|
Could be. But it could also be that those people (myself included) are right. It's not that this is without precedent - there's a paper and a YouTube video with Microsoft person saying on record that GPT-4 started to get less capable with every release, ever since OpenAI switched focus to "safety" fine-tuning, and MS actually benchmarked it by applying the same test (unicorn drawing in tikz), and that was even before public release. Myself, sure, it may be novelty effect, or Baader–Meinhof phenomenon - but in the days before this thread, I observed that: - Bing Chat (which I haven't used until ~week ago; before, I used GPT-4 API access) has been giving surface-level and lazy answers -- I blamed, and still mostly blame it on search capability, as I noticed GPT-4 (API) through TypingMind also gets dumber if you enable web search (which, in the background, adds some substantial amount of instructions to the system prompt) -- however, - GPT-4 via Azure (at work) and via OpenAI API (personal) both started to get lazy on me; before about 2-3 weeks ago, they would happily print and reprint large blocks of code for me; in the last week or two, both models started putting placeholder comments; this I noticed, because I use the same system prompt for coding tasks, and the first time the model ignored my instructions to provide a complete solution, opting to add placeholder comments instead, was quite... startling. - In those same 2-3 weeks, I've noticed GPT-4 via Azure being more prone to give high-level overview answers and telling me to ask for more help if I need it (I don't know if this affected GPT-4 API via OpenAI; it's harder to notice with the type of queries I do for personal use); All in all, I've noticed that over past 2-3 weeks, I was having to do much more hand-holding and back-and-forth with GPT-4 than before.

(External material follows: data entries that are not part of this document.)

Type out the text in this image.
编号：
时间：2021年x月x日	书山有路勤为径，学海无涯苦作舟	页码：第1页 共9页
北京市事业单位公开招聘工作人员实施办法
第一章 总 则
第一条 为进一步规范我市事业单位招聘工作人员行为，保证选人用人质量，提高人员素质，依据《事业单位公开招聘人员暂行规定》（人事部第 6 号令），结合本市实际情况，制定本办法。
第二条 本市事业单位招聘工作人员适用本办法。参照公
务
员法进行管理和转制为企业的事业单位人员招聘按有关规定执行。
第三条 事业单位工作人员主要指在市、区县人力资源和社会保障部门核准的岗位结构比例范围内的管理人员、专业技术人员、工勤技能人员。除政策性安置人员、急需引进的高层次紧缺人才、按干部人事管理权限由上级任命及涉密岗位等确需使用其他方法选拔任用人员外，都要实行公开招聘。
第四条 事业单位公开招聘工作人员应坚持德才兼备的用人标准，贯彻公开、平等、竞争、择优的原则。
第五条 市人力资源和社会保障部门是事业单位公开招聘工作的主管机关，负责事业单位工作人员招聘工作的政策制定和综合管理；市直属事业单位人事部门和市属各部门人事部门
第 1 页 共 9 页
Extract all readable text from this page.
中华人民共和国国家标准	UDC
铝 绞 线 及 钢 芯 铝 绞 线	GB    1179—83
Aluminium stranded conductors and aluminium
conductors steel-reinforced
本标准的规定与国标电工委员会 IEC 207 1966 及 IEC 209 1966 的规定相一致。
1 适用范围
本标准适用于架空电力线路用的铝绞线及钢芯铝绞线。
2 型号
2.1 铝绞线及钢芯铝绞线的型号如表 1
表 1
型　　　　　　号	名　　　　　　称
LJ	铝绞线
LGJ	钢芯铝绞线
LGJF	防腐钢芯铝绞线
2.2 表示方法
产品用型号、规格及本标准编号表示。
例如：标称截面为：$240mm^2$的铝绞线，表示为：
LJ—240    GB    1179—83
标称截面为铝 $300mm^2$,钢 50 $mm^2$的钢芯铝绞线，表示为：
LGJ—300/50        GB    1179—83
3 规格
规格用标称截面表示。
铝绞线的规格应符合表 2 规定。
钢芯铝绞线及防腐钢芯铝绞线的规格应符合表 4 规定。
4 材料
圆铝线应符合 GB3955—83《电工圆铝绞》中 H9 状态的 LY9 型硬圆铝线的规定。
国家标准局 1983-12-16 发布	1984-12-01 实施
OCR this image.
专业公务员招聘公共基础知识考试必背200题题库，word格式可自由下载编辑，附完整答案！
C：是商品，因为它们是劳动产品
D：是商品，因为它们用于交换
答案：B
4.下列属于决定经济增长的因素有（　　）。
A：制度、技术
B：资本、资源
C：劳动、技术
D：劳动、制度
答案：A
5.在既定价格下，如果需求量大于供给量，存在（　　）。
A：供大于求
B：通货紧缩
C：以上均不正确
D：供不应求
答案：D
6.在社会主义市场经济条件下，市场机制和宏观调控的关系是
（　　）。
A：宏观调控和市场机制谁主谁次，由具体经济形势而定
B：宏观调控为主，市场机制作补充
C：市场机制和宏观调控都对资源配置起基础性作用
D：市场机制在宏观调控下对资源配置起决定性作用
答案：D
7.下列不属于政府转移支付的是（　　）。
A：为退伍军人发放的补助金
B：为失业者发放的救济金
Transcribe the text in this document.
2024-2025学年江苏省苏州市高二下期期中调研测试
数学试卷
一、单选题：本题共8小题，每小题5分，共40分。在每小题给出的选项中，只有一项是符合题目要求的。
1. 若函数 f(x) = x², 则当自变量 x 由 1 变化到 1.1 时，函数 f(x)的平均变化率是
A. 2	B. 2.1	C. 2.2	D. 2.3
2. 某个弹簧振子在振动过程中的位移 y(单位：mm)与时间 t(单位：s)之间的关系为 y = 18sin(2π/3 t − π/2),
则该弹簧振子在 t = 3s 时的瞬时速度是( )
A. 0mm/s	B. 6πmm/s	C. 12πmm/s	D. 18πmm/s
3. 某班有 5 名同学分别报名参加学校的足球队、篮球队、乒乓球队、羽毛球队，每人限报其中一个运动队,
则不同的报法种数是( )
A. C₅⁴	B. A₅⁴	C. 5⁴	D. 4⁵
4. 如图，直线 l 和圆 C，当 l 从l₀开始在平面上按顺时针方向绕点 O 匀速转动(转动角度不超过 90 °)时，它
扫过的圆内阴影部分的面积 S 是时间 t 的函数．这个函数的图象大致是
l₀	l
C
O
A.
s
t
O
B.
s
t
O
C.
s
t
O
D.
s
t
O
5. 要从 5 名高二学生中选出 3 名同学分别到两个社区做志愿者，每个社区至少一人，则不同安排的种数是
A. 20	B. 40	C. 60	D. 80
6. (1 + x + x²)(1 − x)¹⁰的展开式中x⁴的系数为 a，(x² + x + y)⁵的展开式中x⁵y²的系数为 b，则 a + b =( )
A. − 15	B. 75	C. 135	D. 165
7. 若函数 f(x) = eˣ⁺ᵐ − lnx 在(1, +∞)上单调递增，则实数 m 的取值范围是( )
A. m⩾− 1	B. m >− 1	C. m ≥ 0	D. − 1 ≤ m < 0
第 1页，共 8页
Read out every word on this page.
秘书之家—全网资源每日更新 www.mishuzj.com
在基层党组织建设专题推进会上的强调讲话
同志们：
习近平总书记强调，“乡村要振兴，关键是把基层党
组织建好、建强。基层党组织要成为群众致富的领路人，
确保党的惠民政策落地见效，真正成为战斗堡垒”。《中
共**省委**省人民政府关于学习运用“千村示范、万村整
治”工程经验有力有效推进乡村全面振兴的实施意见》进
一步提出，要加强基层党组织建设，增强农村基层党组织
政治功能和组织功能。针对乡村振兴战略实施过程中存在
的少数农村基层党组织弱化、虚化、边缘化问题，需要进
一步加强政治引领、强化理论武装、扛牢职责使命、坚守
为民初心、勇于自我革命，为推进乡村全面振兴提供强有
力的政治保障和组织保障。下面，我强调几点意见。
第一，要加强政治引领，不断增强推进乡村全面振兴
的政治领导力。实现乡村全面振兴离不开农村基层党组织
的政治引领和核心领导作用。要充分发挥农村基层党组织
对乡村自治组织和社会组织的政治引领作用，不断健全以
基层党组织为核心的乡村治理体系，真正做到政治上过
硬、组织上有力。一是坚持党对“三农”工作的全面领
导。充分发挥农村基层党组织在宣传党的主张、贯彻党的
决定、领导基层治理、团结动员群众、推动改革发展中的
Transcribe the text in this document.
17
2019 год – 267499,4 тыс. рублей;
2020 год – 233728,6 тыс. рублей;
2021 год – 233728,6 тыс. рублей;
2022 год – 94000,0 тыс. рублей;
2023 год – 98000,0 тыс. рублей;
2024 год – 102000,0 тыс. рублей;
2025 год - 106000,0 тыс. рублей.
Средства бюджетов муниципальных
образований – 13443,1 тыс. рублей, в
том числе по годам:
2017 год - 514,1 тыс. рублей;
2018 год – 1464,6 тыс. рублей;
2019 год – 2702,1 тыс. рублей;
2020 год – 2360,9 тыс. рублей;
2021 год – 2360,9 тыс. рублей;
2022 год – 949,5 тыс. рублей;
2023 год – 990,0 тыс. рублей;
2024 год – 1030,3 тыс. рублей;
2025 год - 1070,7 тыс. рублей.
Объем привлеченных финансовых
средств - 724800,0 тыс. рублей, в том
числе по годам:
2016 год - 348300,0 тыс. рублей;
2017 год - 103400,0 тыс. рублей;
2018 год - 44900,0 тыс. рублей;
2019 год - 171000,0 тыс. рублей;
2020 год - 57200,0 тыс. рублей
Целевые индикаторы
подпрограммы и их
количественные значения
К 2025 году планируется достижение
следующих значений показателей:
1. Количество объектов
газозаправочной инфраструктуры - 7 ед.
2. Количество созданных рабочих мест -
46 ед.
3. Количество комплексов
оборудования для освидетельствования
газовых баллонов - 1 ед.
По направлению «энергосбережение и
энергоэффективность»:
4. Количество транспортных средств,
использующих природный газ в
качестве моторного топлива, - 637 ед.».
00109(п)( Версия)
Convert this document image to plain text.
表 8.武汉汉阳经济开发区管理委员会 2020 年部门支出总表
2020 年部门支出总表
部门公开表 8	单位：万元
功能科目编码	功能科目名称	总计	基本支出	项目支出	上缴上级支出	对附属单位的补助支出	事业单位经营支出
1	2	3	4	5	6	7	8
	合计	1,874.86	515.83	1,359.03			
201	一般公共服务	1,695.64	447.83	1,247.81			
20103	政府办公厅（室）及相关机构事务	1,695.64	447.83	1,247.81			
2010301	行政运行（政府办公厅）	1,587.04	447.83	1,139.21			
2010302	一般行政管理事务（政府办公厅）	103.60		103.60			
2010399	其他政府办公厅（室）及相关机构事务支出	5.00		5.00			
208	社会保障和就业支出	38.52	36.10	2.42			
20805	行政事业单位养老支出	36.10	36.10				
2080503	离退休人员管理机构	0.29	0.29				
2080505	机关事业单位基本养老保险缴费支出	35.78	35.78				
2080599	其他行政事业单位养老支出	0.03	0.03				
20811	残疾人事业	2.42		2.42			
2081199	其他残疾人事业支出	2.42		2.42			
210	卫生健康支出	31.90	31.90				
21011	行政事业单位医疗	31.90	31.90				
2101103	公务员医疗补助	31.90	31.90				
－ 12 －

Yes, it's another anecdote, might be novelty or Baader–Meinhof, but with so many similar reports and known precedents, maybe there is something to it. |
FWIW I was pretty convinced this happened with Dall-E 2 for a little while, and again maybe it did to some extent (they at least decreased the number of images so the odds of a good one appearing decreased). But also when I looked back at some of the earlier images I linked for people on request threads I found there were more duds than I remembered. The good ones were just so mind blowing at first that it was easy to ignore bad responses (plus it was free then).